Week of September 14th
- matthewedlundmd
- Sep 10, 2020
- 3 min read
Aries
Want to keep your personal zipcode? Time to up your game, set and match. Your new program, “Keeping Up With The Krils,” a new reality show starring an enthralling, heartwarming group of reptilians running a Washington Pizzeria (they’re really nice to children) is just the kind of programming the Kardashians (KUWTK) should recognize as a sincere hommage. Getting Dr. Stella Immanuel as medical advisor is a plus, but the endorsement from White House advisor Stephen Miller is a masterstroke, especially his statement of “crushing all illegal extraplanetary immigration.” The Krils, with their starfaring skills, came in under the “Einstein Visa” program, just like Ivanka.
Taurus
Your fashion sense can now be put to diplomatic use. An expert in Birkinage should be up to mediating the Ivanka-Melania spat. We’d suggest starting with a joint press conference on the promise and perils on pre-nups.
Gemini
If those new contacts with Rigel IV don’t lead to the mortgage refinance deal you were expecting, fear not. It’s time to take the tiger by the tail so you can avoid the Plague like the plague. And at the end of the day, if only the wall could talk, people might know the agony that your “Vote Twice – It’s Nice” put you through, for no good deed goes unpunished.
Cancer
Want to unset that Aries upstart? Help promote the new Lukashenko “Protect Against Protests” prize. Belarus’ fabled president prefers AK-47s, but he knows good weaponry when he sees it, and the AR-15 used by Kyle Rittenhouse on Kenosha “dissidents” is an acceptable replacement for restoring hid kind of order.

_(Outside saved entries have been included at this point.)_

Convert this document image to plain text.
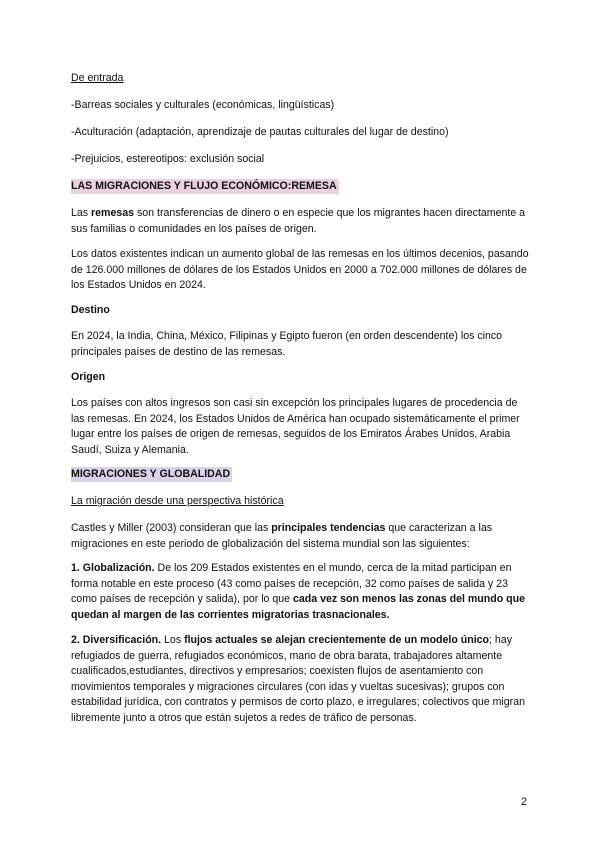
De entrada

-Barreas sociales y culturales (económicas, lingüísticas)

-Aculturación (adaptación, aprendizaje de pautas culturales del lugar de destino)

-Prejuicios, estereotipos: exclusión social

LAS MIGRACIONES Y FLUJO ECONÓMICO:REMESA

Las remesas son transferencias de dinero o en especie que los migrantes hacen directamente a sus familias o comunidades en los países de origen.

Los datos existentes indican un aumento global de las remesas en los últimos decenios, pasando de 126.000 millones de dólares de los Estados Unidos en 2000 a 702.000 millones de dólares de los Estados Unidos en 2024.

Destino

En 2024, la India, China, México, Filipinas y Egipto fueron (en orden descendente) los cinco principales países de destino de las remesas.

Origen

Los países con altos ingresos son casi sin excepción los principales lugares de procedencia de las remesas. En 2024, los Estados Unidos de América han ocupado sistemáticamente el primer lugar entre los países de origen de remesas, seguidos de los Emiratos Árabes Unidos, Arabia Saudí, Suiza y Alemania.

MIGRACIONES Y GLOBALIDAD

La migración desde una perspectiva histórica

Castles y Miller (2003) consideran que las principales tendencias que caracterizan a las migraciones en este periodo de globalización del sistema mundial son las siguientes:

1. Globalización. De los 209 Estados existentes en el mundo, cerca de la mitad participan en forma notable en este proceso (43 como países de recepción, 32 como países de salida y 23 como países de recepción y salida), por lo que cada vez son menos las zonas del mundo que quedan al margen de las corrientes migratorias trasnacionales.

2. Diversificación. Los flujos actuales se alejan crecientemente de un modelo único; hay refugiados de guerra, refugiados económicos, mano de obra barata, trabajadores altamente cualificados,estudiantes, directivos y empresarios; coexisten flujos de asentamiento con movimientos temporales y migraciones circulares (con idas y vueltas sucesivas); grupos con estabilidad jurídica, con contratos y permisos de corto plazo, e irregulares; colectivos que migran libremente junto a otros que están sujetos a redes de tráfico de personas.

2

Having Anne Coulter (“I want him as president”) announce Kyle’s award will really up your status in Minsk.
Leo
Your “Make Pizza Famous” is about to win regional galactic recognition when your new reptilian friends the Krils (see Aries) endorse your national promotion campaign. Super cute KRRZK Kril, the six hundred pound grandson, should supercharge a Covid inspired return to that quintessential American food, pizza.
They even love it on Rigel VII, especially after the exhausting mating season.
Virgo
Covid is getting to all of us, but you know what to do, Virgo. Your new “Beating Yourself at Solitaire” training podcasts will allow Americans to improve and defeat their better selves, night after day.
Libra
It’s time to get a little R&R. So help Kentuckian John Pettingham fight his dual arrests in Banff, Canada, violating Canadian quarantine rules. Who doesn’t want to see the Canadian Rockies? Who doesn’t want to escape their Covid infested hometown? Should Americans be faced with six months in jail just because they want a quarantine busting vacation? (Americans are only allowed to cross directly into Canada in order to drive to Alaska.)

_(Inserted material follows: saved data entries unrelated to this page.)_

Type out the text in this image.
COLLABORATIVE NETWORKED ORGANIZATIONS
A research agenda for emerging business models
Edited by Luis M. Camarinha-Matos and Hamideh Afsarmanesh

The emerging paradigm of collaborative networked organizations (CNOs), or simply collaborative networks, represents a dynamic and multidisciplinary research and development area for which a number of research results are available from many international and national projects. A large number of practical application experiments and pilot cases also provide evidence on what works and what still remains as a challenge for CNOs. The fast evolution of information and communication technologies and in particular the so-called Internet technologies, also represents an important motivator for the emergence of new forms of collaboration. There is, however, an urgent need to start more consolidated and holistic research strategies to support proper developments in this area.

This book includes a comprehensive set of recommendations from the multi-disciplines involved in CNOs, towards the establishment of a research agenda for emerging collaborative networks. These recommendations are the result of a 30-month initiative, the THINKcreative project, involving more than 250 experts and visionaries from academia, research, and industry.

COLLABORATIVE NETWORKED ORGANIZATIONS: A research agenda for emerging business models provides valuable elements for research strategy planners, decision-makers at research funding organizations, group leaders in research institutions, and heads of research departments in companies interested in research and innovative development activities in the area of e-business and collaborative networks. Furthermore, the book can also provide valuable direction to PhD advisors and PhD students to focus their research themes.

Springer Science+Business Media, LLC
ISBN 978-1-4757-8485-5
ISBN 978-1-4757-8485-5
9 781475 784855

Everybody needs a chance to get out, Leo, and you can help.
Scorpio
A recent violent merging of black holes in the remote Zebra galactic sector has left true romantics looking for a new aspirational story. And you can provide it. Your new screenplay about a reptilian from Rigel VII and a saurian from Rigel IV, eloping across a Cassiopeian spaceship in order to find true love on Earth, may make the new Covid film festival season jump parsecs in anticipation.
Sagittarius
Never have so many felt so awful towards so few, but it’s not your fault, Sagittarius. You knew what was happening in Wuhan, but your many attempts to enlist ET help were stymied in Washington.
With California under a bit of a cloud, can we suggest Australia? They know what it’s like to get all hot and smoky.
Capricorn
Your attempt to have superb, needy students substitute as takers of the SAT for worthy billionaire children has taken a bit of a crash under Covid, but help is on the way. ET based androids, expert at impersonating humans, should be able to get the highest score for all the Felicity Huffmans on the planet and do the job in less than an Earth minute.
Aquarius
Wakandan remains in mourning over Chadwick Boseman, a brilliant, inspiring actor and director. Perhaps you can get your Aquaman contacts to suggest to the Wakandans they might allow their oncologic expertise to reach our shores?
Pisces
Time rules life, but life rules taxes, and taxes rule your vacation plans, Pisces. Now is the week for that painful call to the IRS, momentarily distracted with a few Covid inspired bills no one understands, so that your children and grandchildren may not face reconstituted debtor’s prisons. You owe it to the future to save your past from the present.